Bir kış Şubat akşamıydı. Sami/nin gözlerinde hafif bulutlar, gökyüzünde ise ağır, kara bulutlar dolaşıyordu. Sami ve gökyüzü sanki anlaşmışlardı. Onun gözlerinden her bir damla gözyaşı damladığında gökyüzü de ona eşlik ediyordu. Usul usul yağmur damlaları damlıyor adeta gökyüzü ağlıyor, feryat figan ediyordu.
Sami nin gönül gözü artık kapanmıştı. Hissetme hissi de yok olmuştu. Bomboş, kaygan ve karanlık sokakta kimseye aldırmadan yürüyordu. Ne kendisine çarpan kişilere kızıyor ne de kendisine acayip bir şekilde bakanlara herhangi bir şey diyordu. Eskiden olsa böyle mi davranırdı? Nezaketsizliğe asla tahammül edemezdi. Sokak ortasında aşkını güldürmek için kılıktan kılığa girer, ters ters bakanlara da “Ne bakıyorsunuz?” derdi. Ama şimdi bu Sami o Sami değildi. O yalnızdı. Yanındaki tek yoldaşı, kırık, parçalanmış kalbiydi.
Gözleri kör, dili lal, bacakları tutmaz, kalbi hissetmez olmuştu. Yağmur hiç durmadan yağıyordu. Sami de yağmura inat, aşka inat, sevdigine inat, hayata inat, çılgınca dönüyordu, dönüyordu, dönüyordu…
Sami nin şu an yaşamı pamuk ipliğine bağlıydı. Yaşadıkları, yaşayacaklarını düşündüremeyecek kadar ağırdı. Artık yazları kışa, gül renkli o gül yüzü de ölüme dönmüştü.
Kim için, ne için tekrar hayata dönecekti? Onu yaşama bağlayan en son pamuk ipliği de artık kopmuştu bile. Neydi Sami yi bu hale getiren? Hangi acı, hangi olay bu dev ruhlu adam ruhsuz bir erkeğe dönüştürmüştü?
Dev ruhlu erkeğin yüreğini verdiği “İşte aradığım, işte bu benim dünüm, bu günüm, yarınım olacak kadın.”dediği kişi onun dev kadar büyük, kelebeğin minicik kanadı kadar hassas ruhunu ezip geçmişti. Ne arkasında minik bir mektup, ne onu hatırlatacak bir eşya bırakmıştı. Ne de dudakları arasından dökülen, ayrılışının nedenini anlatan minik bir söz. O an karşısında olsa sevdigi, terk edilişine aldırmadan, ellerini son kez tutacak, boynunu onun güvenilir zannettiği omzuna yaslayacaktı. Ama o yoktu ki.
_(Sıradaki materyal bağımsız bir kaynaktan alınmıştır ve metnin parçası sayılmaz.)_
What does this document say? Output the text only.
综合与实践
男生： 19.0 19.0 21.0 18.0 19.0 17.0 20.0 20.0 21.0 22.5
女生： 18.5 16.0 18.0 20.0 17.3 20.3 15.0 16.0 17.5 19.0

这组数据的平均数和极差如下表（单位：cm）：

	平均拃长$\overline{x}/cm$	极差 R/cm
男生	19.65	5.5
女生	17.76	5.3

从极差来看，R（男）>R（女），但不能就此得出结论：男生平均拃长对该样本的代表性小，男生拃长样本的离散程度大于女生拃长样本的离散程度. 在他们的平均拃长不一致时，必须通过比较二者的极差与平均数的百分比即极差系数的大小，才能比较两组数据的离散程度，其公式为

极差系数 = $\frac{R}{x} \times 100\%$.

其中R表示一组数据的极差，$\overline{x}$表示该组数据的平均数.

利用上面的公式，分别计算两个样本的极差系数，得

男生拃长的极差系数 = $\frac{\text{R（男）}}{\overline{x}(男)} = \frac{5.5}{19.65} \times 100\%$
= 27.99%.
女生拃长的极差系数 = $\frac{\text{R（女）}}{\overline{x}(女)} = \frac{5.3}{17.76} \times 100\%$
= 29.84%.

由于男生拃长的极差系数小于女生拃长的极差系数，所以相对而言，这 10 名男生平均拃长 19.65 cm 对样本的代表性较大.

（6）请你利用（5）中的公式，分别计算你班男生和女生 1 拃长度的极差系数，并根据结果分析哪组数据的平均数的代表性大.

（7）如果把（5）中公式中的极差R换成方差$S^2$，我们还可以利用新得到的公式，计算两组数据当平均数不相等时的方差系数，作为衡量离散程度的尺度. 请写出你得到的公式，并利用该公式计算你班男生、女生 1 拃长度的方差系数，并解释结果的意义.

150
Ne elleri onun ellerine dokunabiliyor ne de gözlerini onun gözlerinde gezdirebiliyordu. Ona en çok dokunan da tek bir söz dahi söylemeden çekip gitmesiydi. Arkasından el sallasa, son bir kez yanağına minicik bir öpücük kondursa, hiç değilse cemalini son bir kez daha görse, kalbinin yerine sevdiğinin cemalini kazıyan, kalbinde kendini değil de her an onu yaşayan, zavallı Sami bu kadar yıkmayacaktı.
“Gidiyorum Canım. Gidiyorum Hayatım… Ben sende sen de bende olduğun sürece ne yollar ne insanlar ayırabilir bizi.”demişti. Günün her anı konuşuyorlardı. Sevdiginin hep ağzından geri dönüş kelimeleri dökülüyordu. Sami nin gönlüne de soğuk sular serpiliyordu. İkisi de yaptıkları her şeyi birbirlerine anlatıyorlardı. Belki yan yanayken bile bu kadar çok anlatmıyorlardı yaşadıkları her şeyi. Sanki bu ayrılık onları birbirlerine daha çok bağlamıştı. Ama iki kör âşık bir acı gerçeğin farkında değillerdi. Zayıf sevgilerde gözden uzak olan gönülden de uzak oluyordu. Yaşamın akıp giden dalgası içinde ister istemez eriyordu, posaya dönüşüyordu aşk. Yalnız her aşk öyle değildi işte. Gönlü, sevdiğinin gönlüne sıkıca bağlanan, onu sevdiği değil de kendi yaşamı görenler, yolları, ayrılıkları tattıkça daha sıkı bağlanıyordu sevdiğine.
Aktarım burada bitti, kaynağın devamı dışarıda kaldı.